I think you're misdefining the problem, and maybe simplifying your lambda for the purposes of this question but hiding the real problem.

Your stack trace reads

File "<ipython-input-12-4bc30395aac5>", line 4, in <lambda>
IndexError: list index out of range

When I run this code it works fine:

import pyspark
from pyspark.sql import SQLContext
from pyspark.sql.types import *
from pyspark.sql import SQLContext
from pyspark.sql.functions import udf

training_df = sqlContext.sql("select 'foo' as tweet, 'bar' as classification")

def dummy_function(data_str):
     cleaned_str = 'dummyData'
     return cleaned_str

dummy_function_udf = udf(dummy_function, StringType())
df = training_df.withColumn("dummy", dummy_function_udf(training_df['tweet']))
df.show()

+-----+--------------+---------+
|tweet|classification|    dummy|
+-----+--------------+---------+
|  foo|           bar|dummyData|
+-----+--------------+---------+

Are you sure there isn't some other bug in your dummy_function_udf?

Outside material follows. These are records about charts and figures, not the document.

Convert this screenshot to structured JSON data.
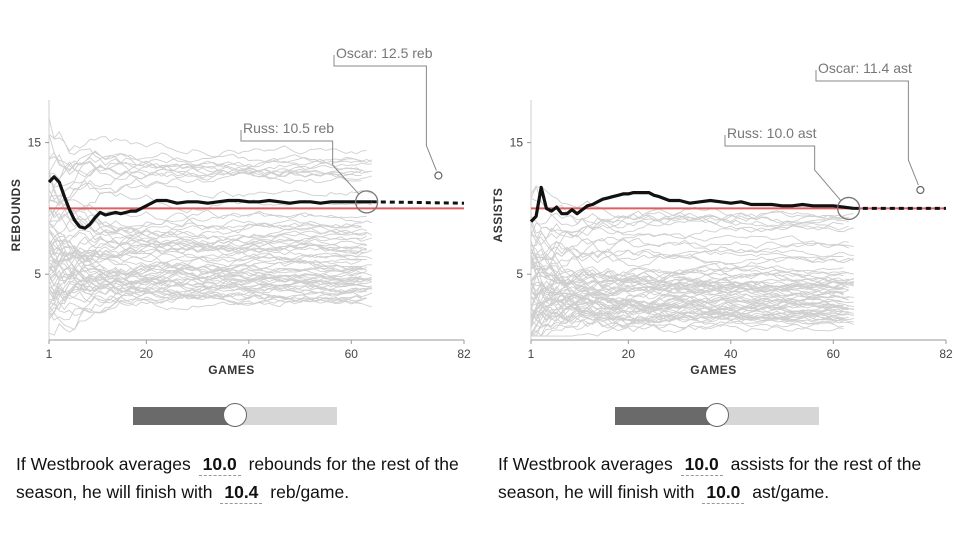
{
  "colors": {
    "player_line": "#111111",
    "reference_line": "#e06060",
    "other_players": "#cfcfcf",
    "annotation": "#888888",
    "slider_track": "#d6d6d6",
    "slider_fill": "#6a6a6a"
  },
  "chart_data": [
    {
      "type": "line",
      "ylabel": "REBOUNDS",
      "xlabel": "GAMES",
      "xlim": [
        1,
        82
      ],
      "ylim": [
        0,
        19
      ],
      "x_ticks": [
        "1",
        "20",
        "40",
        "60",
        "82"
      ],
      "y_ticks": [
        "5",
        "15"
      ],
      "grid": false,
      "reference_value": 10.0,
      "series": [
        {
          "name": "Russ",
          "x": [
            1,
            2,
            3,
            4,
            5,
            6,
            7,
            8,
            9,
            10,
            11,
            12,
            13,
            14,
            15,
            16,
            17,
            18,
            19,
            20,
            22,
            24,
            26,
            28,
            30,
            32,
            34,
            36,
            38,
            40,
            42,
            44,
            46,
            48,
            50,
            52,
            54,
            56,
            58,
            60,
            62,
            64
          ],
          "y": [
            12.0,
            12.4,
            12.0,
            10.9,
            9.9,
            9.1,
            8.6,
            8.5,
            8.8,
            9.3,
            9.7,
            9.5,
            9.6,
            9.7,
            9.6,
            9.7,
            9.8,
            9.8,
            10.0,
            10.2,
            10.6,
            10.6,
            10.4,
            10.5,
            10.5,
            10.4,
            10.5,
            10.6,
            10.6,
            10.5,
            10.5,
            10.6,
            10.5,
            10.4,
            10.5,
            10.5,
            10.4,
            10.5,
            10.5,
            10.5,
            10.5,
            10.5
          ]
        },
        {
          "name": "projection",
          "x": [
            64,
            82
          ],
          "y": [
            10.5,
            10.4
          ]
        },
        {
          "name": "Oscar",
          "x": [
            77
          ],
          "y": [
            12.5
          ]
        }
      ],
      "annotations": [
        {
          "label": "Russ: 10.5 reb",
          "x": 63,
          "y": 10.5
        },
        {
          "label": "Oscar: 12.5 reb",
          "x": 77,
          "y": 12.5
        }
      ]
    },
    {
      "type": "line",
      "ylabel": "ASSISTS",
      "xlabel": "GAMES",
      "xlim": [
        1,
        82
      ],
      "ylim": [
        0,
        19
      ],
      "x_ticks": [
        "1",
        "20",
        "40",
        "60",
        "82"
      ],
      "y_ticks": [
        "5",
        "15"
      ],
      "grid": false,
      "reference_value": 10.0,
      "series": [
        {
          "name": "Russ",
          "x": [
            1,
            2,
            3,
            4,
            5,
            6,
            7,
            8,
            9,
            10,
            11,
            12,
            13,
            14,
            15,
            16,
            17,
            18,
            19,
            20,
            21,
            22,
            23,
            24,
            25,
            26,
            28,
            30,
            32,
            34,
            36,
            38,
            40,
            42,
            44,
            46,
            48,
            50,
            52,
            54,
            56,
            58,
            60,
            62,
            64
          ],
          "y": [
            9.0,
            9.4,
            11.6,
            10.0,
            9.8,
            10.1,
            9.6,
            9.6,
            9.9,
            9.6,
            9.9,
            10.2,
            10.3,
            10.5,
            10.7,
            10.8,
            10.9,
            11.0,
            11.1,
            11.1,
            11.2,
            11.2,
            11.2,
            11.2,
            11.0,
            10.9,
            10.6,
            10.6,
            10.4,
            10.5,
            10.6,
            10.5,
            10.4,
            10.5,
            10.3,
            10.3,
            10.3,
            10.2,
            10.2,
            10.3,
            10.2,
            10.2,
            10.2,
            10.1,
            10.0
          ]
        },
        {
          "name": "projection",
          "x": [
            64,
            82
          ],
          "y": [
            10.0,
            10.0
          ]
        },
        {
          "name": "Oscar",
          "x": [
            77
          ],
          "y": [
            11.4
          ]
        }
      ],
      "annotations": [
        {
          "label": "Russ: 10.0 ast",
          "x": 63,
          "y": 10.0
        },
        {
          "label": "Oscar: 11.4 ast",
          "x": 77,
          "y": 11.4
        }
      ]
    }
  ],
  "sliders": [
    {
      "fraction": 0.5,
      "value": "10.0"
    },
    {
      "fraction": 0.5,
      "value": "10.0"
    }
  ],
  "sentences": {
    "left": {
      "part1": "If Westbrook averages",
      "input_value": "10.0",
      "part2": "rebounds for the rest of the season, he will finish with",
      "result_value": "10.4",
      "part3": "reb/game."
    },
    "right": {
      "part1": "If Westbrook averages",
      "input_value": "10.0",
      "part2": "assists for the rest of the season, he will finish with",
      "result_value": "10.0",
      "part3": "ast/game."
    }
  }
}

What is the 'real' udf you are using - apart from this sample version?

0
votes

Below one works with the spark2,

import hashlib
import uuid
import datetime
from pyspark.sql.types import StringType

def customencoding(s):
    m = hashlib.md5()
    m.update(s.encode('utf-8'))
    d = m.hexdigest()
    return d

spark.udf.register("udf_customhashing32adadf", customencoding, StringType())

spark.sql("SELECT udf_customhashing32adadf('test') as rowid").show(10, False)

You can implement it in the same way.